Aethelgard: El códice de los sueños

Página 2: Aethelgard

Cuando Edda despertó, el aire ya no olía a polvo y soledad. En su lugar, una fragancia dulce y terrosa, como a rocío y flores silvestres, llenó sus pulmones. Sus ojos se abrieron lentamente, esperando ver el techo familiar de su habitación, pero lo que encontró la dejó sin aliento.

Estaba acostada sobre un lecho de musgo suave y brillante, bajo el dosel de árboles gigantes cuyas copas se extendían hacia un cielo de un azul tan profundo que parecía irreal. Los rayos del sol se filtraban entre las hojas, creando patrones de luz danzantes en el suelo. Flores de todos los colores imaginables, con pétalos que parecían de seda y néctar que brillaba, cubrían cada rincón. A lo lejos, escuchó el murmullo de un arroyo y una risa ligera que sonaba como el tintineo de campanillas.

Se incorporó, sintiendo una ligereza en su cuerpo que no recordaba haber tenido. Su ropa, el pijama desgastado con el que se había dormido, se había transformado. Ahora vestía un sencillo pero elegante vestido de lino color lila, que se fundía con el entorno, y sus pies estaban descalzos, sintiendo la suavidad de la tierra bajo ellos.

Mientras observaba el lugar, un destello de luz capturó su atención. Era pequeño, no más grande que su pulgar, y volaba con alas iridiscentes, como las de una libélula, dejando un rastro de polvo dorado. La criatura se acercó a ella con curiosidad, sus ojos grandes y brillantes inspeccionándola.

"¡Oh, mira lo que tenemos aquí! Una visitante del otro lado", exclamó con una voz tan aguda como el canto de un pájaro. "Pero no cualquier visitante. ¡Es una de las elegidas, lo puedo sentir!"

Edda parpadeó, sin saber si estaba soñando o si la falta de sueño le estaba jugando una mala pasada. "¿Del otro lado? ¿Elegida? ¿Quién... quién eres tú?"

La pequeña criatura revoloteó alrededor de su cabeza antes de posarse delicadamente en su hombro. Era un hada, con una piel tan pálida como la luna y cabello del color de las hojas de otoño. Llevaba una pequeña túnica hecha de pétalos y una diadema de bayas silvestres.

"Soy Lyra, un hada de la luz. Y tú, querida Edda, acabas de cruzar el umbral hacia Aethelgard, el Reino de los sueños", dijo Lyra, y una sonrisa se extendió por su rostro, iluminándolo aún más. "Tu libro... el Códice... te trajo aquí. Es la única forma en que los humanos pueden entrar sin destruir nuestro mundo".

Edda miró a su alrededor, procesando las palabras de Lyra. El peso de su antigua vida, la soledad y la tristeza, parecían haberse disuelto con el rocío de la mañana en este lugar. Todo era vibrante, lleno de vida, y por primera vez en mucho tiempo, Edda sintió una chispa de esperanza encenderse en su interior.
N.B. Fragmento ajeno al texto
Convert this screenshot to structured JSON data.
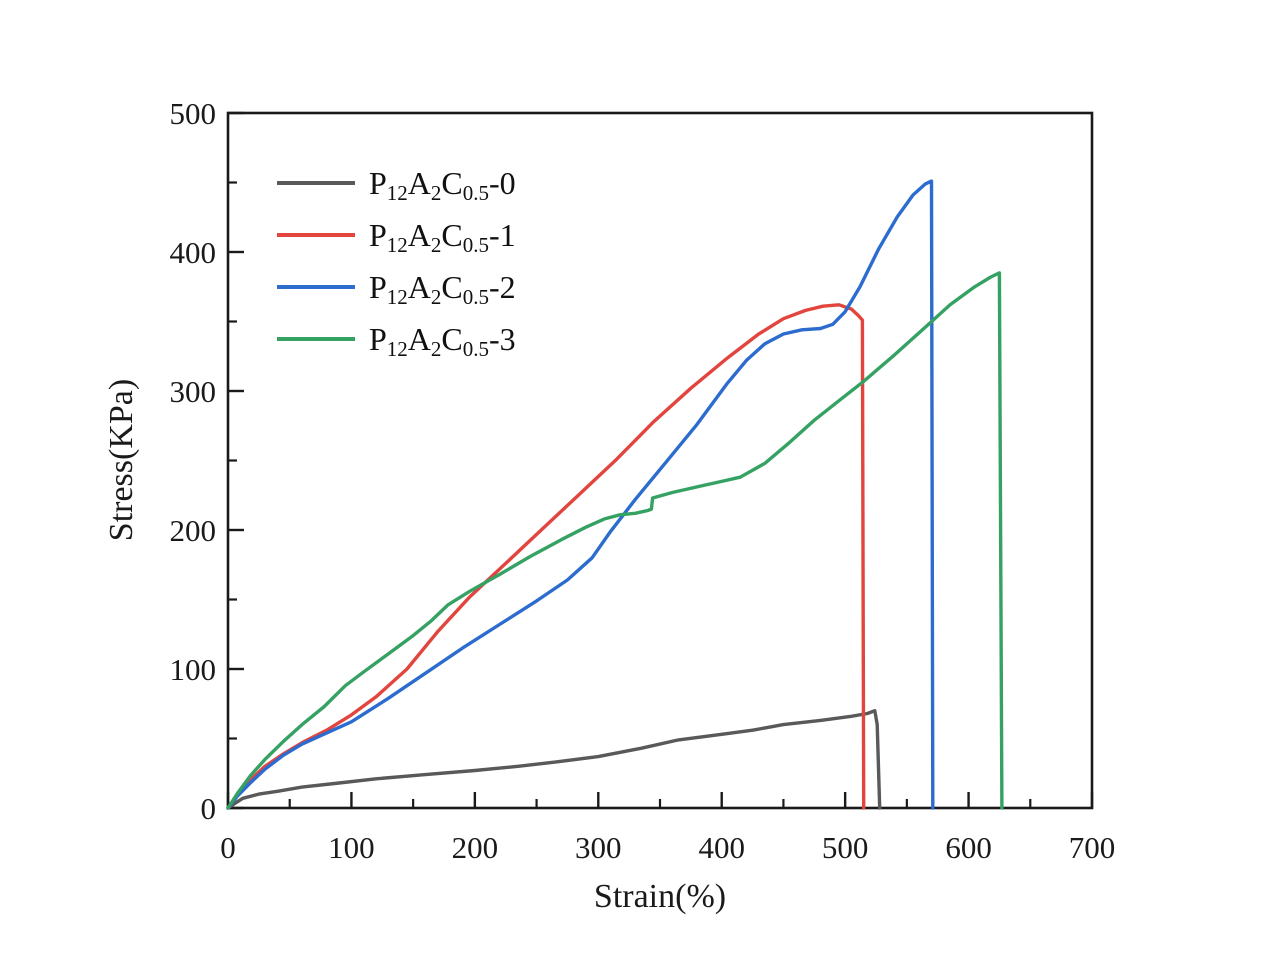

"¿Aethelgard?", susurró Edda, la palabra sonando como una melodía en sus labios.

Lyra asintió con entusiasmo. "Sí, Aethelgard. Y hay mucho que debes ver y aprender. Tu llegada no es una coincidencia. El Códice no elige a cualquiera para venir aquí".

Edda no pudo evitar una pregunta que le quemaba los labios. "¿Entonces, todo esto es real? ¿Las hadas, los duendes...?"

Antes de que pudiera terminar, un coro de risas se escuchó desde los arbustos cercanos, y varias figuras pequeñas y ágiles salieron a la vista. Eran duendes, con gorros puntiagudos y barbas de musgo, que la observaban con una mezcla de curiosidad y un poco de cautela. Uno de ellos, el más anciano y barbudo, se adelantó.

"¡Claro que es real, humana!", dijo con una voz ronca pero amigable, mientras se rascaba la barba. "Tan real como las preocupaciones que te trajeron hasta aquí. Pero aquí, tal vez esas preocupaciones puedan transformarse en algo más".

Edda sonrió, una sonrisa genuina que no había sentido en años. La soledad se había ido, reemplazada por la maravilla y la promesa de lo desconocido.